The won-dollar exchange rate has surged to levels seen during the global financial crisis, raising concerns that the high exchange rate could hinder the value-up efforts of domestic financial holding companies. A decline in the won's value could lead to increased foreign exchange losses, resulting in deteriorated financial soundness. This is directly linked to dividend capacity, heightening shareholders' anxieties. Ahead of the new year, major financial holding companies appear to be deeply troubled by the compounded challenges of political and economic instability caused by martial law effects and the exchange rate.
According to the financial sector on the 20th, the exchange rate surpassed 1,450 won the previous day, triggering warning signals for the value-up of financial holding companies.

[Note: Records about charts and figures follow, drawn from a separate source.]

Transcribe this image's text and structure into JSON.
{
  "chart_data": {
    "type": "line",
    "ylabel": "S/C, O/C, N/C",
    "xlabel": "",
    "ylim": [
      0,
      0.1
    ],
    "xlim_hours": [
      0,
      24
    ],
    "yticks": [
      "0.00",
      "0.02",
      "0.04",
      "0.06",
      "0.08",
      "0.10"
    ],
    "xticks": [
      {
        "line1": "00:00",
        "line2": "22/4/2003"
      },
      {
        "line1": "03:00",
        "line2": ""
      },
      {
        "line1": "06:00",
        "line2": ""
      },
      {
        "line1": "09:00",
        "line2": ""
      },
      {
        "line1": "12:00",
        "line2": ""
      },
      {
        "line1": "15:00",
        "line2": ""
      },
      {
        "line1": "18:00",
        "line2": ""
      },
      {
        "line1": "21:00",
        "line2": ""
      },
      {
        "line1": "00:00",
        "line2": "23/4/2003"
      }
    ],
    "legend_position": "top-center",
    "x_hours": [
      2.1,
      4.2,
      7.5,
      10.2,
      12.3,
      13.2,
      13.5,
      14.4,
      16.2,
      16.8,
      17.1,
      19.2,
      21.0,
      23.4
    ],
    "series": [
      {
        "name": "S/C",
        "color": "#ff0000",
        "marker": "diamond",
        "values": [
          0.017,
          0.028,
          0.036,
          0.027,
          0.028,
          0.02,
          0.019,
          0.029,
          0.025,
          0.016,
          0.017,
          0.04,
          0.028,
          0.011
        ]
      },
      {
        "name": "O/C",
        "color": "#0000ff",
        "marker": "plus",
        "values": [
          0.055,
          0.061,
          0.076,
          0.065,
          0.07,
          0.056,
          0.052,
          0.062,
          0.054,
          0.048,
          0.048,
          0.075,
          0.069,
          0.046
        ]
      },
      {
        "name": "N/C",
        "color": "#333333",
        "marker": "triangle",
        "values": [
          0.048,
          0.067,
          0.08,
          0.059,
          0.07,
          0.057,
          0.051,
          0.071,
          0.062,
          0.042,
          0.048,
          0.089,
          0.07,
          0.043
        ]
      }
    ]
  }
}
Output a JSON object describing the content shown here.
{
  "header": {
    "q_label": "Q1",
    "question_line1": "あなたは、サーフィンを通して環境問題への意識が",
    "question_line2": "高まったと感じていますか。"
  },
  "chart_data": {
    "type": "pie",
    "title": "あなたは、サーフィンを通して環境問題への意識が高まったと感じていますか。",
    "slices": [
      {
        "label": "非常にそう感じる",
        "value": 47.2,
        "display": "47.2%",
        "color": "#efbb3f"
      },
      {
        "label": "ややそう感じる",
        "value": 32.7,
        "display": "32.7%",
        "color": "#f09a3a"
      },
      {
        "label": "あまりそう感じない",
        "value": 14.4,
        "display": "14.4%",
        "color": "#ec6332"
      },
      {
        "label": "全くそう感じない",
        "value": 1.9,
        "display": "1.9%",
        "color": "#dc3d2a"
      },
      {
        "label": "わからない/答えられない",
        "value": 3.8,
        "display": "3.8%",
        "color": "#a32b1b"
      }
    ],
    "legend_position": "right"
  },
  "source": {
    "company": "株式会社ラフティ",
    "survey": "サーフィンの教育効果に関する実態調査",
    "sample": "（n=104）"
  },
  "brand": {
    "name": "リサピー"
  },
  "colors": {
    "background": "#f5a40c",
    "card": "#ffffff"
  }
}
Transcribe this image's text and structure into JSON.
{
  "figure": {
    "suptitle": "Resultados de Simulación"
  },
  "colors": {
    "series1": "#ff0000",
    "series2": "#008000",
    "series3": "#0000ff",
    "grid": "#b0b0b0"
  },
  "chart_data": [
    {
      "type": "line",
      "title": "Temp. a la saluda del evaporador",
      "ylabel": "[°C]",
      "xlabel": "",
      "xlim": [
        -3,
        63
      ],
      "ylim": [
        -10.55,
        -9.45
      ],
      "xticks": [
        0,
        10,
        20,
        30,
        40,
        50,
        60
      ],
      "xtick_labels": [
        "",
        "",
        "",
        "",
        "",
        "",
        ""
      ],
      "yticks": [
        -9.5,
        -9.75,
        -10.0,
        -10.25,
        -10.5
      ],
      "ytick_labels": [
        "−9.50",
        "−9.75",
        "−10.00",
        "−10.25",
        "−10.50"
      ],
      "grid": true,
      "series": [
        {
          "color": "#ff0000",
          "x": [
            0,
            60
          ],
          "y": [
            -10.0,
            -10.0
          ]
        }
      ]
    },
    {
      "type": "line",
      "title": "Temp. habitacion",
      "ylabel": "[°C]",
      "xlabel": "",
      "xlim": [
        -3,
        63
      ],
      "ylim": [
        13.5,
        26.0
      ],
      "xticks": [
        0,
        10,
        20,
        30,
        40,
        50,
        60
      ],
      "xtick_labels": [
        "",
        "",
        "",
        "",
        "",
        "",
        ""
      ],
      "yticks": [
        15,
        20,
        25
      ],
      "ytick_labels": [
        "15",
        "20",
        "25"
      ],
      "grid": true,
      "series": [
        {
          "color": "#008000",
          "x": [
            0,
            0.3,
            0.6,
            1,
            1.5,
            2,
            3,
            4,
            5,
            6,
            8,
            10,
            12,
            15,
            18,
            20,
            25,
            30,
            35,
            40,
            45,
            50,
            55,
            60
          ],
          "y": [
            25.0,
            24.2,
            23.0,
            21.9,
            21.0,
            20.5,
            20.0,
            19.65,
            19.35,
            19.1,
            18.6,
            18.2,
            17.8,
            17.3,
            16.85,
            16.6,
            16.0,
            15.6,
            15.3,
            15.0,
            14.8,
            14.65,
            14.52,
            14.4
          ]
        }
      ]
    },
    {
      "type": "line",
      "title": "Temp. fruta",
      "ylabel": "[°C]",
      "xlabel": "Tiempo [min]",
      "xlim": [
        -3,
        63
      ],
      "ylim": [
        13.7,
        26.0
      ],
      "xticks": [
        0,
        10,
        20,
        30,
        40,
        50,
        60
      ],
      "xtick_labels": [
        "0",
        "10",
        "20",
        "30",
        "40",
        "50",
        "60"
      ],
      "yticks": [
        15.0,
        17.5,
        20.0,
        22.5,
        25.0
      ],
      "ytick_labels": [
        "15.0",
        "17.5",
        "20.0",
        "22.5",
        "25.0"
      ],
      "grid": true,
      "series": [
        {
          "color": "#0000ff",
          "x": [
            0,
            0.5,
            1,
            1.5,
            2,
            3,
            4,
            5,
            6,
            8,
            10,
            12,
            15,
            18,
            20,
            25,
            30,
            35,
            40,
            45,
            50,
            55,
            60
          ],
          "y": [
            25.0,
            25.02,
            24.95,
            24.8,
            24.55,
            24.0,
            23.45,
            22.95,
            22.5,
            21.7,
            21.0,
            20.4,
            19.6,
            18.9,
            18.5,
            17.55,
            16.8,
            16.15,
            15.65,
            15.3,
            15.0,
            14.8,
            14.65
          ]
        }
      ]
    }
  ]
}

The won-dollar exchange rate exceeding 1,450 won is the first time in 15 years since March 16, 2009, during the global financial crisis. With the psychological threshold of 1,400 won becoming the 'new normal,' there are even short-term forecasts that the exchange rate could break through 1,500 won.
As expectations grow that the high exchange rate will continue for the time being, value-up plans of major financial holding companies have also been stalled. To fulfill the shareholder return policies promised by financial holding companies, they must manage the Common Equity Tier 1 (CET1) ratio, but a sharp rise in the exchange rate makes managing the CET1 ratio burdensome. The CET1 ratio is a key indicator of a financial institution's soundness, calculated by dividing common equity capital by risk-weighted assets (RWA). Since RWA is based on the won, a sharp rise in the exchange rate increases foreign currency loan assets, which lowers the CET1 ratio. Typically, a 10 won increase in the exchange rate is estimated to reduce the CET1 ratio by about 0.02 percentage points (2 basis points).
As of the third quarter, the CET1 ratios of the four major financial holding companies range from 11% to 13%, namely ▲KB Financial Group (13.85%) ▲Shinhan Financial Group (13.13%) ▲Hana Financial Group (13.17%) ▲Woori Financial Group (11.96%). A CET1 ratio above 13% indicates a willingness to actively pursue shareholder returns, and major financial holding companies aim to maintain above 13% to demonstrate their commitment to shareholder returns.
KB Financial Group stated, "We are striving to manage RWA to maintain the CET1 ratio in the mid-13% range," adding, "Since exchange rate fluctuations have a significant impact on the real economy, we recently held an emergency meeting to review the status of support projects for small business owners and discuss measures to provide funds in preparation for credit tightening caused by economic slowdown."
Since all four major financial holding companies are included in the 'Korea Value-Up Index,' other financial holding companies are also strengthening RWA management to defend their CET1 ratios. A representative from a commercial bank said, "There is no suitable method other than reducing risk assets to maintain the CET1 ratio," and added, "We are also considering measures such as reducing loans to small and medium-sized enterprises or small business owners with high delinquency rates to manage year-end indicators."
Meanwhile, financial authorities are making every effort to stabilize the exchange rate by postponing the introduction of the stress buffer capital regulation, which was scheduled for this year, to the second half of next year, and by excluding market risk from exchange rate fluctuations arising from non-transactional, non-hedged overseas assets such as banks' overseas subsidiary investments from the calculation of risk-weighted assets.
A financial holding company official said, "The most important indicator in value-up is the CET1 ratio, so we will focus on managing this indicator," adding, "We will closely monitor exchange rate trends to ensure that value-up plans are executed without disruption."